What is Sprint Review?
Sprint Review is where the Scrum Team shows what was built and stakeholders respond. It's the event that prevents late-stage surprises — because feedback happens every sprint, not at the end of a quarter.
2020 Scrum Guide Definition
"The purpose of the Sprint Review is to inspect the outcome of the Sprint and determine future adaptations. The Scrum Team presents the results of their work to key stakeholders and progress toward the Product Goal is discussed."
Sprint Review vs. a status meeting
The 2020 Scrum Guide explicitly says Sprint Review is 'not a status meeting.' Here's the practical difference:
Status Meeting (wrong)
- ✗The team presents slides: "We completed 14 of 18 stories"
- ✗Stakeholders nod, ask about timelines
- ✗No product is shown — only numbers and percentages
- ✗Stakeholders leave without seeing anything real
- ✗Feedback: none (nothing to react to)
Sprint Review (correct)
- ✓Developers demo working software live
- ✓Stakeholders see actual features and give direct feedback
- ✓Product Owner facilitates: "Does this solve the problem?"
- ✓Backlog is adapted based on what stakeholders see
- ✓Feedback: specific, immediate, actionable
Why Sprint Review exists — the cost of skipping it
Teams that skip Sprint Review don't skip stakeholder feedback — they just receive it at the worst possible moment:
"Can we see a demo before it goes live?"
A stakeholder requests a one-on-one demo right before launch. The developer stops to set up a demo environment. Something unexpected is discovered. Emergency fixes under deadline pressure.
"Wait, this isn't what I had in mind at all."
6 weeks of work shown for the first time at launch. The stakeholder's mental model and what was built don't match. Rework costs 5-10x what earlier feedback would have.
"Can you also add X before the end of the quarter?"
Surprise scope added mid-sprint because there was no cadenced review moment. The team had no chance to factor it into a Sprint Goal.
"We need to get everyone in a room to align on direction."
An additional alignment meeting with 8 people. It happens because feedback hasn't been collected regularly. Sprint Review replaces this with a regular, structured alternative.
Sprint Review vs. Sprint Retrospective
These two events happen back-to-back at the end of every Sprint — and they're frequently confused.
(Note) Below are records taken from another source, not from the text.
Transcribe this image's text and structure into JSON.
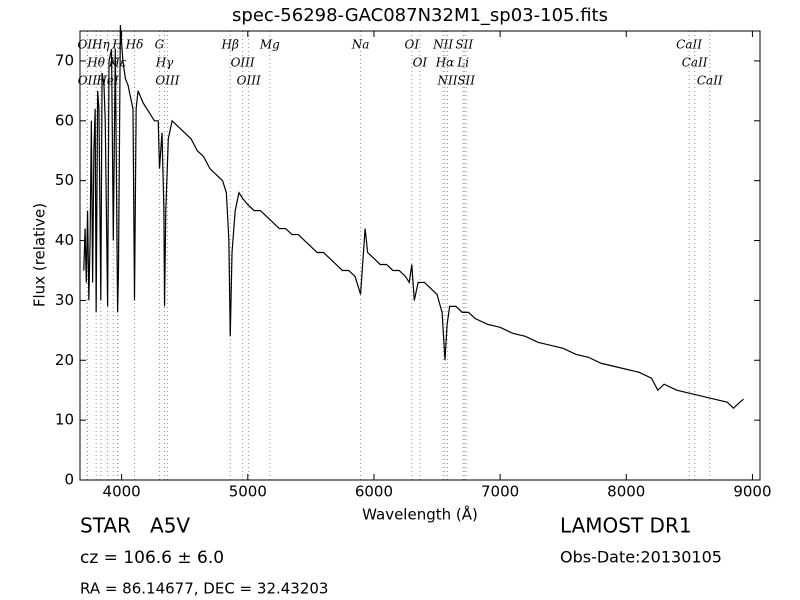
{
  "chart_data": {
    "type": "line",
    "title": "spec-56298-GAC087N32M1_sp03-105.fits",
    "xlabel": "Wavelength (Å)",
    "ylabel": "Flux (relative)",
    "xlim": [
      3670,
      9060
    ],
    "ylim": [
      0,
      75
    ],
    "xticks": [
      4000,
      5000,
      6000,
      7000,
      8000,
      9000
    ],
    "yticks": [
      0,
      10,
      20,
      30,
      40,
      50,
      60,
      70
    ],
    "grid": false,
    "series": [
      {
        "color": "#000000",
        "x": [
          3700,
          3710,
          3720,
          3730,
          3740,
          3750,
          3760,
          3770,
          3780,
          3790,
          3798,
          3810,
          3820,
          3835,
          3845,
          3860,
          3870,
          3889,
          3900,
          3920,
          3934,
          3950,
          3968,
          3975,
          3990,
          4010,
          4030,
          4050,
          4070,
          4090,
          4102,
          4115,
          4130,
          4150,
          4170,
          4200,
          4230,
          4260,
          4290,
          4300,
          4320,
          4335,
          4340,
          4350,
          4370,
          4400,
          4450,
          4500,
          4550,
          4600,
          4650,
          4700,
          4750,
          4800,
          4830,
          4850,
          4861,
          4875,
          4900,
          4930,
          4960,
          5000,
          5050,
          5100,
          5150,
          5200,
          5250,
          5300,
          5350,
          5400,
          5450,
          5500,
          5550,
          5600,
          5650,
          5700,
          5750,
          5800,
          5850,
          5880,
          5894,
          5910,
          5930,
          5950,
          6000,
          6050,
          6100,
          6150,
          6200,
          6250,
          6280,
          6300,
          6320,
          6350,
          6400,
          6450,
          6500,
          6540,
          6563,
          6580,
          6600,
          6650,
          6700,
          6750,
          6800,
          6900,
          7000,
          7100,
          7200,
          7300,
          7400,
          7500,
          7600,
          7700,
          7800,
          7900,
          8000,
          8100,
          8200,
          8250,
          8300,
          8400,
          8500,
          8600,
          8700,
          8800,
          8850,
          8900,
          8930
        ],
        "values": [
          35,
          42,
          33,
          45,
          30,
          40,
          60,
          33,
          55,
          62,
          28,
          65,
          62,
          30,
          68,
          66,
          60,
          29,
          70,
          72,
          40,
          72,
          28,
          35,
          76,
          70,
          67,
          66,
          64,
          62,
          30,
          62,
          65,
          64,
          63,
          62,
          61,
          60,
          60,
          52,
          58,
          45,
          29,
          45,
          57,
          60,
          59,
          58,
          57,
          55,
          54,
          52,
          51,
          50,
          48,
          40,
          24,
          38,
          45,
          48,
          47,
          46,
          45,
          45,
          44,
          43,
          42,
          42,
          41,
          41,
          40,
          39,
          38,
          38,
          37,
          36,
          35,
          35,
          34,
          32,
          31,
          36,
          42,
          38,
          37,
          36,
          36,
          35,
          35,
          34,
          33,
          36,
          30,
          33,
          33,
          32,
          31,
          28,
          20,
          26,
          29,
          29,
          28,
          28,
          27,
          26,
          25.5,
          24.5,
          24,
          23,
          22.5,
          22,
          21,
          20.5,
          19.5,
          19,
          18.5,
          18,
          17,
          15,
          16,
          15,
          14.5,
          14,
          13.5,
          13,
          12,
          13,
          13.5
        ]
      }
    ],
    "marker_color": "#5cb85c",
    "spectral_lines": [
      {
        "label": "OII",
        "wavelength": 3727
      },
      {
        "label": "Hθ",
        "wavelength": 3798
      },
      {
        "label": "OII",
        "wavelength": 3729
      },
      {
        "label": "Hη",
        "wavelength": 3835
      },
      {
        "label": "HeI",
        "wavelength": 3889
      },
      {
        "label": "K",
        "wavelength": 3934
      },
      {
        "label": "H",
        "wavelength": 3968
      },
      {
        "label": "Hε",
        "wavelength": 3970
      },
      {
        "label": "Hδ",
        "wavelength": 4102
      },
      {
        "label": "G",
        "wavelength": 4300
      },
      {
        "label": "Hγ",
        "wavelength": 4340
      },
      {
        "label": "OIII",
        "wavelength": 4363
      },
      {
        "label": "Hβ",
        "wavelength": 4861
      },
      {
        "label": "OIII",
        "wavelength": 4959
      },
      {
        "label": "OIII",
        "wavelength": 5007
      },
      {
        "label": "Mg",
        "wavelength": 5175
      },
      {
        "label": "Na",
        "wavelength": 5894
      },
      {
        "label": "OI",
        "wavelength": 6300
      },
      {
        "label": "OI",
        "wavelength": 6364
      },
      {
        "label": "NII",
        "wavelength": 6548
      },
      {
        "label": "Hα",
        "wavelength": 6563
      },
      {
        "label": "NII",
        "wavelength": 6583
      },
      {
        "label": "Li",
        "wavelength": 6707
      },
      {
        "label": "SII",
        "wavelength": 6716
      },
      {
        "label": "SII",
        "wavelength": 6731
      },
      {
        "label": "CaII",
        "wavelength": 8498
      },
      {
        "label": "CaII",
        "wavelength": 8542
      },
      {
        "label": "CaII",
        "wavelength": 8662
      }
    ],
    "annotations": [
      "STAR   A5V",
      "cz = 106.6 ± 6.0",
      "RA = 86.14677, DEC = 32.43203",
      "LAMOST DR1",
      "Obs-Date:20130105"
    ]
  }
}
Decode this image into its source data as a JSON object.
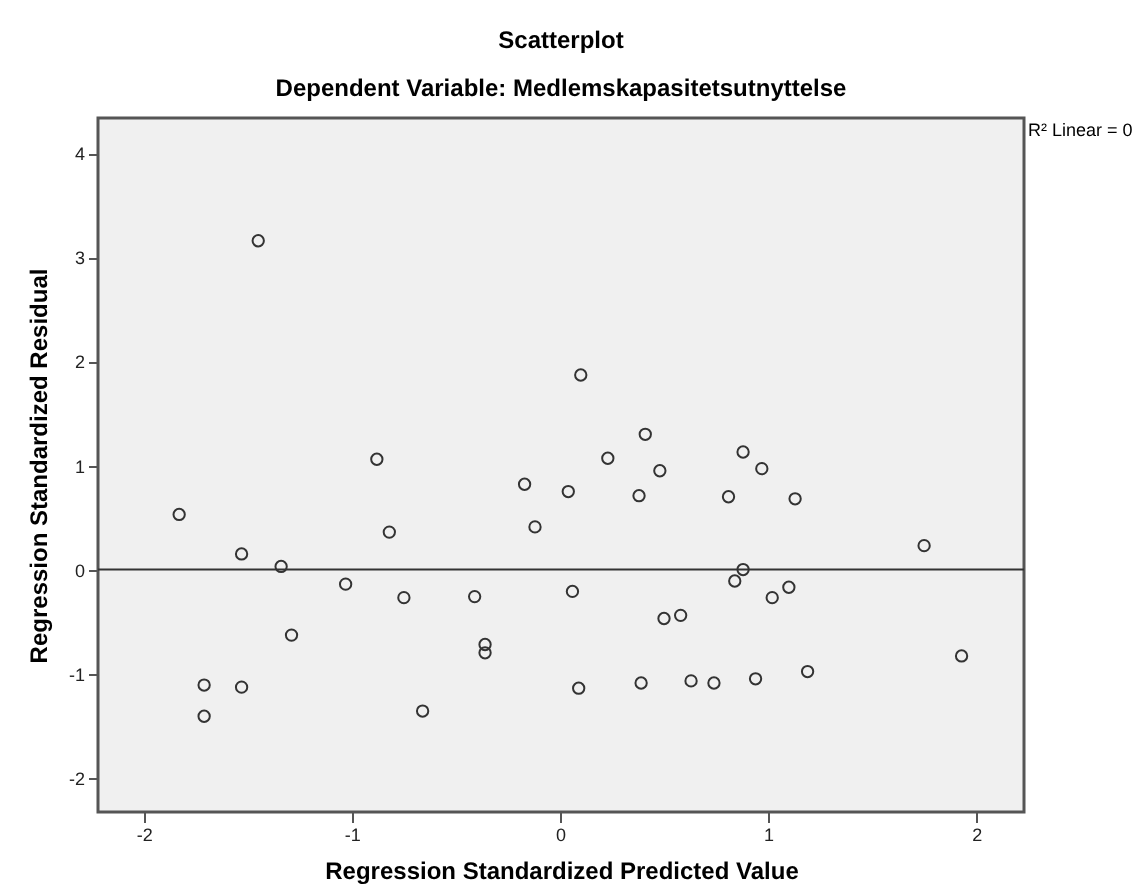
{
  "chart_data": {
    "type": "scatter",
    "title": "Scatterplot",
    "subtitle": "Dependent Variable: Medlemskapasitetsutnyttelse",
    "xlabel": "Regression Standardized Predicted Value",
    "ylabel": "Regression Standardized Residual",
    "annotations": [
      "R² Linear = 0"
    ],
    "x": [
      -1.45,
      -0.88,
      0.1,
      -0.17,
      0.04,
      0.41,
      0.23,
      0.48,
      0.88,
      0.97,
      -1.83,
      -1.53,
      -1.34,
      -0.82,
      -0.12,
      -1.03,
      -0.75,
      -0.41,
      0.06,
      -1.29,
      -0.36,
      -0.36,
      -1.71,
      -1.53,
      -1.71,
      -0.66,
      0.09,
      0.38,
      0.81,
      1.13,
      1.75,
      0.88,
      0.84,
      1.1,
      1.02,
      0.5,
      0.58,
      0.39,
      0.63,
      0.74,
      0.94,
      1.19,
      1.93
    ],
    "values": [
      3.16,
      1.06,
      1.87,
      0.82,
      0.75,
      1.3,
      1.07,
      0.95,
      1.13,
      0.97,
      0.53,
      0.15,
      0.03,
      0.36,
      0.41,
      -0.14,
      -0.27,
      -0.26,
      -0.21,
      -0.63,
      -0.72,
      -0.8,
      -1.11,
      -1.13,
      -1.41,
      -1.36,
      -1.14,
      0.71,
      0.7,
      0.68,
      0.23,
      0.0,
      -0.11,
      -0.17,
      -0.27,
      -0.47,
      -0.44,
      -1.09,
      -1.07,
      -1.09,
      -1.05,
      -0.98,
      -0.83
    ],
    "color": "#333333",
    "marker": "circle",
    "grid": false,
    "xlim": [
      -2.22,
      2.23
    ],
    "ylim": [
      -2.33,
      4.34
    ],
    "xticks": [
      -2,
      -1,
      0,
      1,
      2
    ],
    "yticks": [
      -2,
      -1,
      0,
      1,
      2,
      3,
      4
    ],
    "ref_lines": [
      {
        "axis": "y",
        "value": 0,
        "color": "#333333"
      }
    ]
  }
}
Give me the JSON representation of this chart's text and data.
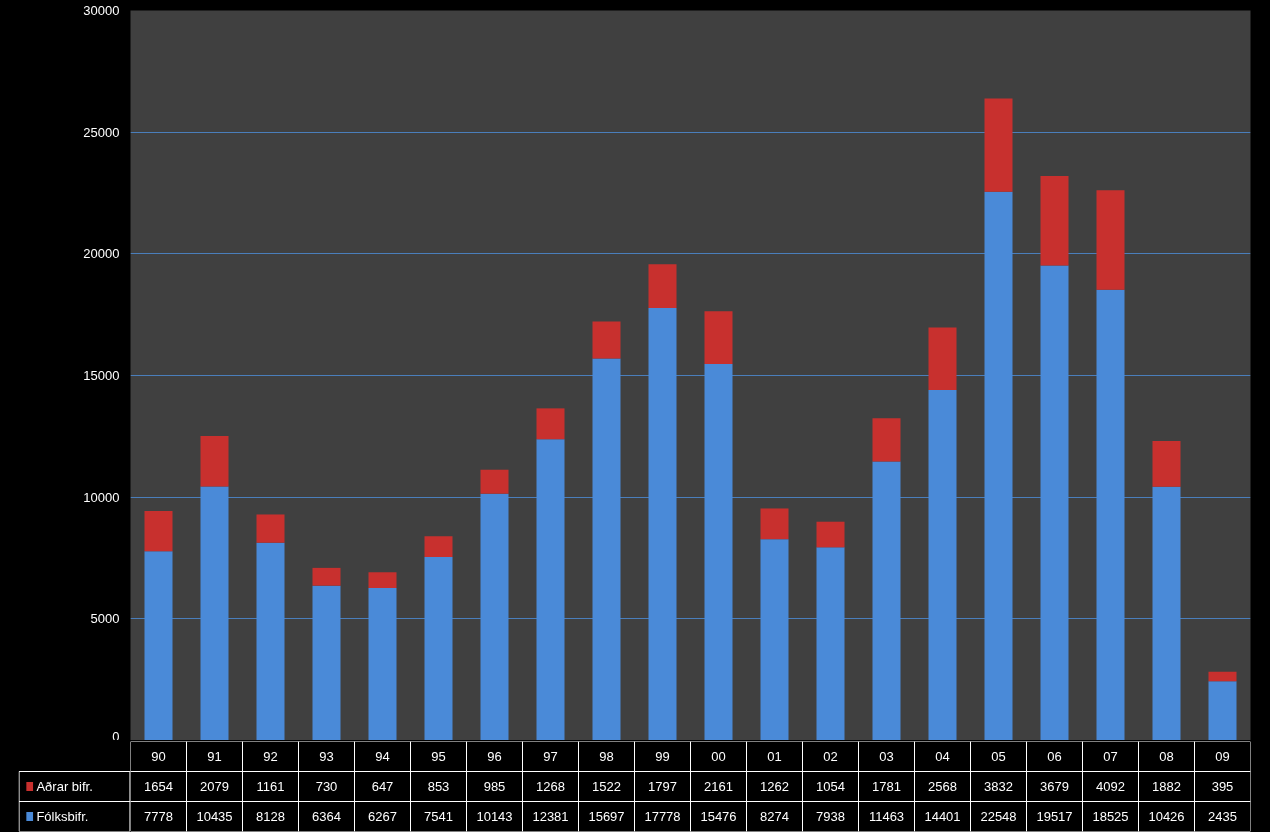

| Sprint Review | Sprint Retrospective | |
|---|---|---|
| Focus | The product (what was built) | The team (how we worked) |
| Who attends | Scrum Team + stakeholders | Scrum Team only |
| Output | Updated Product Backlog | Team improvement plan |
| Max duration (1-month) | 4h | 3h |
Common Sprint Review mistakes
Presenting slides instead of software
Sprint Review is for inspecting the Increment — working software. Slides summarizing what was done miss the entire point. Stakeholders can't give useful feedback on descriptions; they can on live software.
Treating it as a pass/fail gate
Sprint Review is not a formal sign-off or approval meeting. The Increment is either Done or not Done — the Definition of Done is the bar, not stakeholder approval. The Review is for feedback and adaptation.
Showing items that aren't Done
If an item doesn't meet the Definition of Done, it doesn't get demoed. Showing half-done work misleads stakeholders about what's actually ready. Only Done work is shown.
Running it without the Product Owner's facilitation
The Product Owner owns the Product Backlog and the stakeholder relationship. If Developers run the Sprint Review without PO facilitation, backlog adaptation decisions happen without the right authority in the room.
Frequently asked questions
What is a Sprint Review?
Sprint Review is the Scrum event at the end of each Sprint where the team shows what was built to stakeholders. Its purpose is to inspect the Increment and adapt the Product Backlog based on feedback. The 2020 Scrum Guide calls it 'an informal meeting, not a status meeting.'
Who attends Sprint Review?
The Scrum Team (Product Owner, Scrum Master, Developers) and key stakeholders invited by the Product Owner. This is the Scrum event where stakeholders participate directly — they give feedback on the Increment and the PO uses it to adapt the backlog.
How long is a Sprint Review?
Maximum 4 hours for a one-month Sprint. For shorter sprints: 2-week sprints usually need 1–2 hours. The timebox keeps Sprint Review focused on feedback, not a presentation marathon.
What's the difference between Sprint Review and Sprint Retrospective?
Sprint Review inspects the Increment (what was built) with stakeholders — it's about the product. Sprint Retrospective inspects the team process (how we worked) — it's about the team. Review adapts the Product Backlog; Retrospective creates a team improvement plan.
What happens after a Sprint Review?
The Product Backlog is updated based on stakeholder feedback. New items may be added, existing items reprioritized, or items removed. The Sprint Retrospective follows the Sprint Review, before the next Sprint begins.